Ils firent encore un bon bout de chemin.
« Regarde l’orage qui se prépare, dit Jean ; que ces nuages sont noirs et terribles !
– Non, observa le compagnon de voyage ; ce ne sont pas des nuages, ce sont des montagnes. On arrive par ces montagnes au-dessus des nuages, au sein des airs. Crois-moi, c’est magnifique ; demain nous serons déjà loin dans le monde. »
Mais il fallait marcher toute la journée pour arriver à ces montagnes dont les sombres forêts touchaient au ciel, et où il y avait des pierres aussi grosses qu’une ville entière. Quelle marche pour traverser tout cela ! C’est pourquoi Jean et son compagnon de voyage entrèrent dans une auberge : il fallait se reposer et recueillir des forces pour le lendemain.

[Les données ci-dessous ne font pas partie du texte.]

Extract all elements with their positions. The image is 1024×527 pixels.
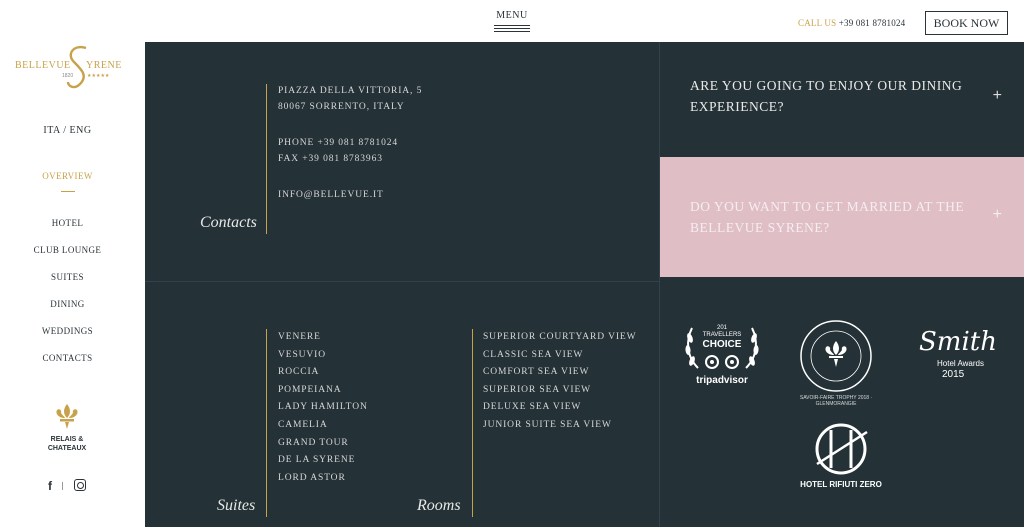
facebook-icon[interactable]: f bbox=[48, 479, 52, 493]
suite-link[interactable]: CAMELIA bbox=[278, 417, 368, 435]
nav-item-overview[interactable]: OVERVIEW bbox=[0, 170, 135, 207]
nav-item-dining[interactable]: DINING bbox=[0, 298, 135, 325]
suites-title: Suites bbox=[217, 497, 256, 514]
tripadvisor-line2: CHOICE bbox=[702, 339, 742, 350]
contacts-gold-line bbox=[266, 84, 267, 234]
rooms-title: Rooms bbox=[417, 497, 461, 514]
nav-item-hotel[interactable]: HOTEL bbox=[0, 217, 135, 244]
suite-link[interactable]: VESUVIO bbox=[278, 347, 368, 365]
tripadvisor-award[interactable]: 201 TRAVELLERS CHOICE tripadvisor bbox=[682, 320, 762, 390]
sidebar: BELLEVUE YRENE 1820 ★★★★★ ITA / ENG OVER… bbox=[0, 42, 145, 527]
tripadvisor-brand: tripadvisor bbox=[696, 375, 748, 386]
room-link[interactable]: COMFORT SEA VIEW bbox=[483, 364, 637, 382]
smith-script: Smith bbox=[919, 327, 997, 357]
footer-panel: Contacts PIAZZA DELLA VITTORIA, 5 80067 … bbox=[145, 42, 1024, 527]
suite-link[interactable]: DE LA SYRENE bbox=[278, 452, 368, 470]
nav-item-weddings[interactable]: WEDDINGS bbox=[0, 325, 135, 352]
wedding-question: DO YOU WANT TO GET MARRIED AT THE BELLEV… bbox=[690, 199, 965, 235]
menu-label: MENU bbox=[496, 10, 528, 21]
social-links: f bbox=[48, 479, 93, 493]
svg-text:★★★★★: ★★★★★ bbox=[87, 73, 110, 79]
menu-button[interactable]: MENU bbox=[494, 10, 530, 34]
call-us[interactable]: CALL US +39 081 8781024 bbox=[798, 18, 905, 28]
tripadvisor-year: 201 bbox=[716, 325, 727, 331]
savoir-faire-award[interactable]: SAVOIR-FAIRE TROPHY 2018 · GLENMORANGIE bbox=[799, 319, 873, 407]
suite-link[interactable]: POMPEIANA bbox=[278, 382, 368, 400]
rifiuti-zero-award[interactable]: HOTEL RIFIUTI ZERO bbox=[795, 420, 887, 492]
svg-text:BELLEVUE: BELLEVUE bbox=[15, 60, 71, 71]
email-link[interactable]: INFO@BELLEVUE.IT bbox=[278, 187, 422, 203]
book-now-button[interactable]: BOOK NOW bbox=[925, 11, 1008, 35]
relais-line2: CHATEAUX bbox=[47, 445, 87, 452]
phone-text[interactable]: PHONE +39 081 8781024 bbox=[278, 135, 422, 151]
fleur-de-lis-icon bbox=[56, 404, 78, 429]
savoir-faire-text: SAVOIR-FAIRE TROPHY 2018 · GLENMORANGIE bbox=[799, 395, 873, 407]
rifiuti-zero-icon bbox=[815, 423, 868, 475]
fleur-de-lis-icon bbox=[825, 341, 847, 367]
tripadvisor-line1: TRAVELLERS bbox=[702, 332, 742, 338]
smith-line1: Hotel Awards bbox=[937, 359, 984, 368]
language-switcher[interactable]: ITA / ENG bbox=[0, 125, 135, 136]
dining-question: ARE YOU GOING TO ENJOY OUR DINING EXPERI… bbox=[690, 78, 963, 114]
hamburger-icon bbox=[494, 25, 530, 32]
room-link[interactable]: SUPERIOR COURTYARD VIEW bbox=[483, 329, 637, 347]
rooms-gold-line bbox=[472, 329, 473, 517]
suites-gold-line bbox=[266, 329, 267, 517]
suite-link[interactable]: GRAND TOUR bbox=[278, 435, 368, 453]
svg-text:YRENE: YRENE bbox=[86, 60, 122, 71]
plus-icon[interactable]: + bbox=[993, 87, 1002, 105]
address-line2: 80067 SORRENTO, ITALY bbox=[278, 102, 405, 112]
dining-accordion[interactable]: ARE YOU GOING TO ENJOY OUR DINING EXPERI… bbox=[660, 42, 1024, 157]
call-us-phone: +39 081 8781024 bbox=[838, 18, 906, 28]
instagram-icon[interactable] bbox=[74, 479, 86, 491]
fax-text: FAX +39 081 8783963 bbox=[278, 154, 383, 164]
room-link[interactable]: JUNIOR SUITE SEA VIEW bbox=[483, 417, 637, 435]
room-link[interactable]: DELUXE SEA VIEW bbox=[483, 399, 637, 417]
social-divider bbox=[62, 482, 63, 490]
suites-list: VENERE VESUVIO ROCCIA POMPEIANA LADY HAM… bbox=[278, 329, 368, 487]
address-line1: PIAZZA DELLA VITTORIA, 5 bbox=[278, 86, 423, 96]
horizontal-divider bbox=[145, 281, 660, 282]
top-bar: MENU CALL US +39 081 8781024 BOOK NOW bbox=[0, 0, 1024, 42]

Dans la grande salle de l’auberge se trouvait une foule de monde : on regardait un homme qui faisait jouer des marionnettes. Il venait précisément de dresser son petit théâtre ; on s’était rangé en cercle autour de lui, et la meilleure place, au premier rang, était occupée par un vieux gros boucher qui avait avec lui son bouledogue. Ouf ! l’animal féroce ! il regardait comme tout le monde avec ses grands yeux.
La comédie commença. C’était une belle pièce ; un roi et une reine étaient assis sur un trône superbe, avec des couronnes d’or et de longues robes à queue : leurs moyens leur permettaient ce luxe ; de gentilles marionnettes avec des yeux de verre et de grandes moustaches étaient debout à toutes les portes, qu’elles ouvraient et fermaient continuellement pour rafraîchir l’air dans la salle. Oui, c’était une bien belle pièce, et pas triste du tout. Mais tout à coup la reine se leva et fit quelques pas. Dieu sait ce que pensait le gros bouledogue : profitant de ce que le boucher ne le retenait pas, il fit un bond jusque sur le théâtre, et saisit la reine par sa mince taille. Cnic, cnac ! C’était horrible à voir.
Le pauvre homme qui faisait voir la comédie fut pris d’angoisse et d’affliction à cause de sa reine, la plus belle de ses poupées, à qui le bouledogue avait mangé la tête.
Mais quand le monde fut parti, l’étranger qui était venu avec Jean dit qu’il allait la remettre en bon état. Il prit son petit pot et frotta la poupée avec le baume qui avait déjà guéri la pauvre vieille.